Distinctive gut microbiota of honey bees assessed using deep sampling from individual worker bees

Abstract

Surveys of 16S rDNA sequences from the honey bee, Apis mellifera, have revealed the presence of eight distinctive bacterial phylotypes in intestinal tracts of adult worker bees. Because previous studies have been limited to relatively few sequences from samples pooled from multiple hosts, the extent of variation in this microbiota among individuals within and between colonies and locations has been unclear. We surveyed the gut microbiota of 40 individual workers from two sites, Arizona and Maryland USA, sampling four colonies per site. Universal primers were used to amplify regions of 16S ribosomal RNA genes, and amplicons were sequenced using 454 pyrotag methods, enabling analysis of about 330,000 bacterial reads. Over 99% of these sequences belonged to clusters for which the first blastn hits in GenBank were members of the known bee phylotypes. Four phylotypes, one within Gammaproteobacteria (corresponding to "Candidatus Gilliamella apicola") one within Betaproteobacteria ("Candidatus Snodgrassella alvi"), and two within Lactobacillus, were present in every bee, though their frequencies varied. The same typical bacterial phylotypes were present in all colonies and at both sites. Community profiles differed significantly among colonies and between sites, mostly due to the presence in some Arizona colonies of two species of Enterobacteriaceae not retrieved previously from bees. Analysis of Sanger sequences of rRNA of the Snodgrassella and Gilliamella phylotypes revealed that single bees contain numerous distinct strains of each phylotype. Strains showed some differentiation between localities, especially for the Snodgrassella phylotype.

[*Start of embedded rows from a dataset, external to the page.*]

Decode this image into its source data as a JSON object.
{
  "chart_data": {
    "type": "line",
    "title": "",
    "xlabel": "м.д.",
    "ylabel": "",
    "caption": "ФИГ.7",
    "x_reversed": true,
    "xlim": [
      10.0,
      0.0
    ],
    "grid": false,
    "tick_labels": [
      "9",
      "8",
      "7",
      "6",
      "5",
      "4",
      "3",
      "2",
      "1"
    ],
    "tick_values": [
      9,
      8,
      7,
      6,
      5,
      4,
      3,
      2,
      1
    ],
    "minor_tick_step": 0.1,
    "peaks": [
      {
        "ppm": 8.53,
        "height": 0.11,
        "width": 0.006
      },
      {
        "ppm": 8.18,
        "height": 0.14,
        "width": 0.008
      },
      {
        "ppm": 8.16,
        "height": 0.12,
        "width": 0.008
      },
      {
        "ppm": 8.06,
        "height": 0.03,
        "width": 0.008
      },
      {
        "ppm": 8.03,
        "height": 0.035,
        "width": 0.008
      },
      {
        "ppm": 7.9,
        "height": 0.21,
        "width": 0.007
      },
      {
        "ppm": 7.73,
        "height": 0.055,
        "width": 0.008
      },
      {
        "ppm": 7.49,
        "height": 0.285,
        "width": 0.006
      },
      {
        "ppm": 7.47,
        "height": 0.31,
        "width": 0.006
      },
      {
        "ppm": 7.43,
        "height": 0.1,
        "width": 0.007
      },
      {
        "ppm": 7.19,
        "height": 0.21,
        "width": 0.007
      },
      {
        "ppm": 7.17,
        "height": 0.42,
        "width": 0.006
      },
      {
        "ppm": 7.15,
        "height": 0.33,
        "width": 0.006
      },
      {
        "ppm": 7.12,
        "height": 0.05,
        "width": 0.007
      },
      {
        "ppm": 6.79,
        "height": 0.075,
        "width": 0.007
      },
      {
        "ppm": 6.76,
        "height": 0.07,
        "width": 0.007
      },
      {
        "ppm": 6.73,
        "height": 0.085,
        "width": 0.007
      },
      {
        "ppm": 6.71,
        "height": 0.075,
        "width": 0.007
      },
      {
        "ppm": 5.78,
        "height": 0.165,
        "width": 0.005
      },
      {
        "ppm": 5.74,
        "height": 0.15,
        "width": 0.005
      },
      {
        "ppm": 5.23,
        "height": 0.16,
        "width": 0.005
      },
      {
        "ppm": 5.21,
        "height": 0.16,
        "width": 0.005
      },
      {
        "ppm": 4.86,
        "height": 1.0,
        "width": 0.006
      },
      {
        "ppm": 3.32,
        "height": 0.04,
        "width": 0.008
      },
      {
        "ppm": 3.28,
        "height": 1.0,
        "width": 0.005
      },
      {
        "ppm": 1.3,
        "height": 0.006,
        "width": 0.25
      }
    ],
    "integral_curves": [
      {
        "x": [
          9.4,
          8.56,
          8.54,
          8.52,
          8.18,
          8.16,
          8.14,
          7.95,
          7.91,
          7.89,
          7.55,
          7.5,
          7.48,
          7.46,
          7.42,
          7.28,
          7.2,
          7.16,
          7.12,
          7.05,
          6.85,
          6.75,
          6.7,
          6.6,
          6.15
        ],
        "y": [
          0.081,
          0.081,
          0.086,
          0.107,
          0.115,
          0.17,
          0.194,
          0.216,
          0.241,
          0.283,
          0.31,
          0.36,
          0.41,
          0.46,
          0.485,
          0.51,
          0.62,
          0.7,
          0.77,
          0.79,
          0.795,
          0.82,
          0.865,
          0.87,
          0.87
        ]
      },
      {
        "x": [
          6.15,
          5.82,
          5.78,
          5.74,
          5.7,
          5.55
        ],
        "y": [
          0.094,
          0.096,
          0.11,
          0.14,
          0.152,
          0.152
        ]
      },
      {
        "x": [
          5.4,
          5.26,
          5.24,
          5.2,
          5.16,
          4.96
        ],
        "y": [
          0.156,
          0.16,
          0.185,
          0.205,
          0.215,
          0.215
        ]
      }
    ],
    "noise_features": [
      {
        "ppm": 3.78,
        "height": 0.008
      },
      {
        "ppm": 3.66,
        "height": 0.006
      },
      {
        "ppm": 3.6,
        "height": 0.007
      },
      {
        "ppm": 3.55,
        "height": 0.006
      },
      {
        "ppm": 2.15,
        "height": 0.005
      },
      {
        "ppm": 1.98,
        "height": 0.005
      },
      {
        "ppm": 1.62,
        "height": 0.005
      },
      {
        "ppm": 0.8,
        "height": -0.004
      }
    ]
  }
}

Figure 1. Bar graph showing relative abundances of bacterial phylotypes within the guts of individual honey bees from colonies in Arizona and Maryland.

Figure 2. Nonmetric multidimensional scaling ordination of gut bacterial assemblages from individual honey bees (N = 39).

(2D solution, 500 iterations, final stress = 17.56, final instability = 0.0008, Monte Carlo P = 0.0099, 0.0396). Axis 1 explains 65.5% of the variation, and Axis 2 explains 23.3% of the variation in the gut communities. Individuals from the same colony are represented by the same shape and color.

Figure 3. A.

Phylogenetic tree based on amplified and cloned sequences of 16S rRNA genes for the Snodgrassella phylotype from individual bees collected at the Arizona and Maryland sites, and with several previously published sequences from bee-associated bacteria corresponding to the Snodgrassella phylotype. Singletons were removed before analysis so clusters at branch tips represent sequences that are identical or differ only in single sequences. B. Sets of identical sequences within the 1250 bp 16S rRNA sequences for Gilliamella and Snodgrassella. Each set of identical sequences is represented as a single column of symbols corresponding to colony and site of the sample. Identical sequences were only found for samples from the same site and were usually clustered within an individual bee.